Experiments are conducted on three real‑world medical datasets: a SEER cancer cohort (≈10 k patients, 35 % censoring), the MIMIC‑III ICU dataset (≈8.5 k patients, 42 % censoring), and a multi‑center clinical trial dataset (≈5.2 k patients, 48 % censoring). Four evaluation dimensions are used: (1) covariate fidelity (Jensen–Shannon and Wasserstein distances), (2) survival‑specific fidelity (Event‑Time Divergence, ETD), (3) overall fidelity (Shape metric), and (4) downstream survival analysis performance in a Train‑on‑Synthetic‑Test‑on‑Real (TSTR) scenario, measured by concordance index (C‑index) and Brier score.

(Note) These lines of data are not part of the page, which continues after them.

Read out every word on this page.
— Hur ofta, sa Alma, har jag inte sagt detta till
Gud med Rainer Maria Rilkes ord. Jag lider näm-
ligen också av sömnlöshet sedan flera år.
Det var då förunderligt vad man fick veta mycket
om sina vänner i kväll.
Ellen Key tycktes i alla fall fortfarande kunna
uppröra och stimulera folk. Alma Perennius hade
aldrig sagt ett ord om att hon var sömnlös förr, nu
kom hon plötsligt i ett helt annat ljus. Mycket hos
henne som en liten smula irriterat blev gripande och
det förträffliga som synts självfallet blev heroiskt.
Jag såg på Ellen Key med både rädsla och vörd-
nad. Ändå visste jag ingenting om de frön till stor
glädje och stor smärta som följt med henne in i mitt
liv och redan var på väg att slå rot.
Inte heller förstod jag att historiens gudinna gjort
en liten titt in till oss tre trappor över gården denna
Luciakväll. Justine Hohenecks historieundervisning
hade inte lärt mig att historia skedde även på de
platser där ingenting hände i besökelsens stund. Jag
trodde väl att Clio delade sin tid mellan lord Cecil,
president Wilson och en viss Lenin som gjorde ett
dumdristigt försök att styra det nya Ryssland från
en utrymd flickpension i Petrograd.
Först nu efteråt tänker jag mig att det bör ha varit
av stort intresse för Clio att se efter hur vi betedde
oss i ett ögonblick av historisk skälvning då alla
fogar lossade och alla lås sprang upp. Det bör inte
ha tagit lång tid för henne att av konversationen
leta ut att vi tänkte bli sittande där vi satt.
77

Across all metrics SurvDiff consistently outperforms the baselines. Covariate distributions are matched with JSD < 0.03, a 30‑45 % improvement over competing methods. ETD scores drop to ≤ 0.12, indicating a close match of the temporal structure, while the Shape metric exceeds 0.95. In the TSTR evaluation, Cox proportional hazards and DeepSurv models trained on SurvDiff‑generated data achieve C‑indices of 0.78‑0.82 (real data baseline 0.80‑0.84) and Brier scores of 0.12‑0.15 (baseline 0.10‑0.13), surpassing SurvivalGAN and Ashhad by 5‑10 percentage points.

The paper also discusses limitations. Currently SurvDiff only handles right‑censoring; extending the framework to left‑censoring, interval censoring, or competing risks would require additional loss terms and possibly alternative diffusion dynamics. Moreover, the model is evaluated on tabular data; applying it to multimodal settings (e.g., imaging plus time‑to‑event) remains an open research direction. Training time is roughly 1.5× that of standard TabDiff, but the authors argue that the gain in fidelity justifies the extra cost.

In conclusion, SurvDiff demonstrates that diffusion models, when equipped with survival‑specific objectives and appropriate handling of mixed data types, can generate high‑quality synthetic survival datasets that faithfully reproduce both covariate structures and censoring mechanisms. This opens the door to privacy‑preserving data sharing, augmentation for low‑sample clinical studies, and robust benchmarking of survival analysis methods without exposing patient‑level data. Future work will explore more complex censoring schemes, multimodal extensions, and integration with differential privacy guarantees.